Interviewed 2021
Here, John Cunningham recalls the stories told to him by his father Michael Cunningham about dealing with issues associated with drinking while working as a member of An Garda Síochána. He refers to the Bona Fide Laws which were a hangover from the days of coach travel. Bona fide houses utilised a legal loophole that allowed a genuine traveler three miles from his place of residence to partake of alcohol outside normal hours. You can read more about Michael Cunningham HERE
JOHN CUNNINGHAM: Anyway, so that was the big flood. The other good story, the other good story was the Muskerry Arms Hotel in Blarney and Forest Hotel. They were the two main watering holes in the village. At the time there was a thing called the “Bona Fide Traveller law”. I don’t know if you ever heard of it, Marie?
MS. LANDY: I did indeed, I did indeed, yeah.

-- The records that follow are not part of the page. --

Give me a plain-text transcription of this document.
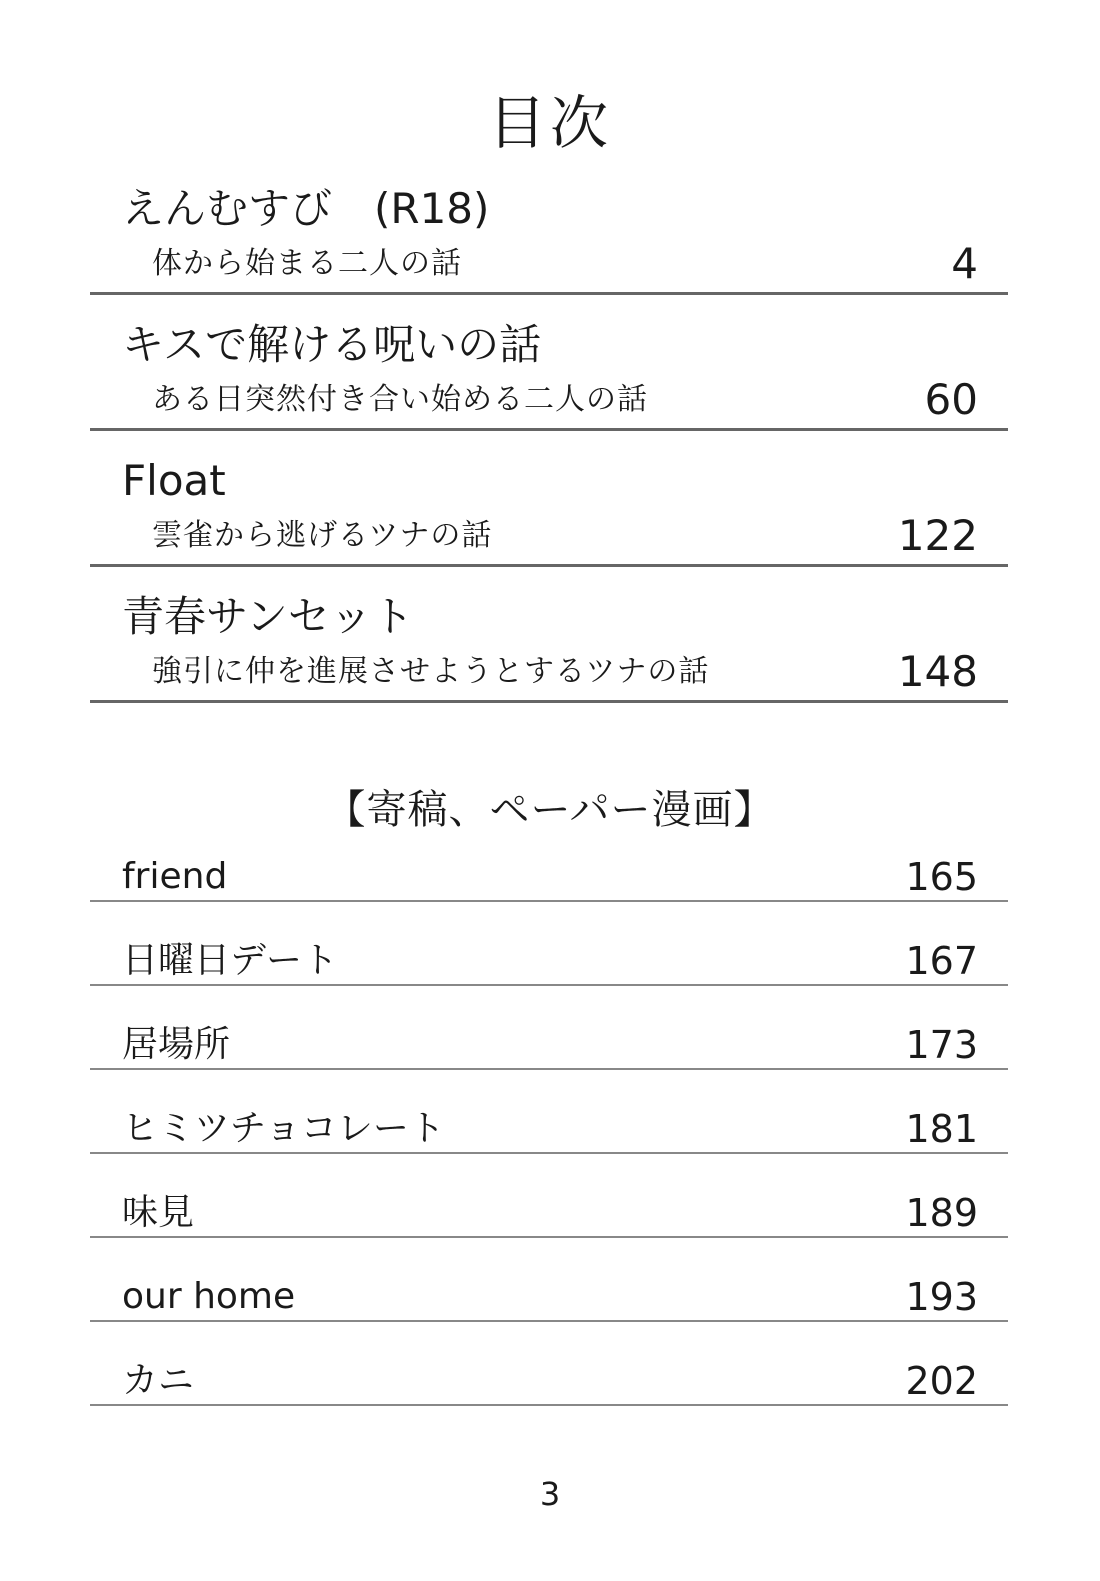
目次
えんむすび　(R18)
体から始まる二人の話	4
キスで解ける呪いの話
ある日突然付き合い始める二人の話	60
Float
雲雀から逃げるツナの話	122
青春サンセット
強引に仲を進展させようとするツナの話	148
【寄稿、ペーパー漫画】
friend	165
日曜日デート	167
居場所	173
ヒミツチョコレート	181
味見	189
our home	193
カニ	202
3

MR. CUNNINGHAM: Basically what it said is that anybody who travels for over four miles or something or five miles on a Sunday, if they were travelling on business they were entitled to nourishment, which meant of course, given the good old Irish ability to misinterpret laws whenever it suits, this meant that everybody could come out from Cork on jaunting cars and bicycles and whatever and drink all day outside in Blarney and then go back at night time when the closing time was extended. Under these bona fide laws, the closing time was extended until eight o’clock or something at night time or seven o’clock or whatever it was on a Sunday. So it meant that Blarney became a kind of a hot spot for all these drinkers on Sundays. Anyway, on the day of Blarney sports, things were even much worse because everybody would be in the village from all around the area of Blarney as well as coming out from Blackpool and Bohernabreena and Spangle Hill and all these places in Cork City. So there was a mob above in the Muskerry Arms. It was Tom Bradley the owner of the Muskerry Arms at the time, he told me this story. My father didn’t admit to it but Tom Bradley swears or he swore it was true. They had terrible trouble getting this crowd out of the bar so they sent for the guards and the guards had one look at the crowd and decided, well, they’d better get a few more reinforcements. So my father was sent for and he came down in his civvies and got a baton. They went in the back of the Muskerry Arms and in the back of the bar and they climbed up on the bar counter. So you have my father, the superintendent, Sergeant Kelly and Garda Gaffey and Garda Burns and the whole lot of them all lined up on the counter, and my father called time and announced to the crowd ‘Time gentlemen please’. And of course, there was loud guffawing all round, not to mention a good few “F words” and whatever else.
So can you picture this, just picture this happening now, Marie, in this day and age, what the outcry would be. My father marched up and down the bar and kicked all the pints back into the crowd. He kicked the pints in on top of the drinkers. And then he ordered his men to jump off the bar down into the crowd and beat the whole lot of them out the door with the batons.
MS. LANDY: [Laughs]
MR. CUNNINGHAM: And they forced them onto the jaunting cars and whatever else they had, they’d give the horse a flake in the arse up to Chapel Hill and Blarney and point the horse back towards Cork and get rid of them!
[Laughs] So I just would love to see how this would be reported now in the media in Ireland today if it happened today. The poor man would be hauled over the coals. But apparently, at that time, that was the way things were done. You had Lugs Branigan in Dublin of a similar nature, of a similar mentality. I’m sure you remember Lugs Branigan.
MS. LANDY: [Laughs] I do indeed, I do indeed.
MR. CUNNINGHAM: [Laughs] Yeah, anyway, so that was the way things were done and to the best of my knowledge there was never any reprimand of my father’s actions for the day, but he cleared the bar and got the crowd out of the village and his main objective was to keep the peace in the village.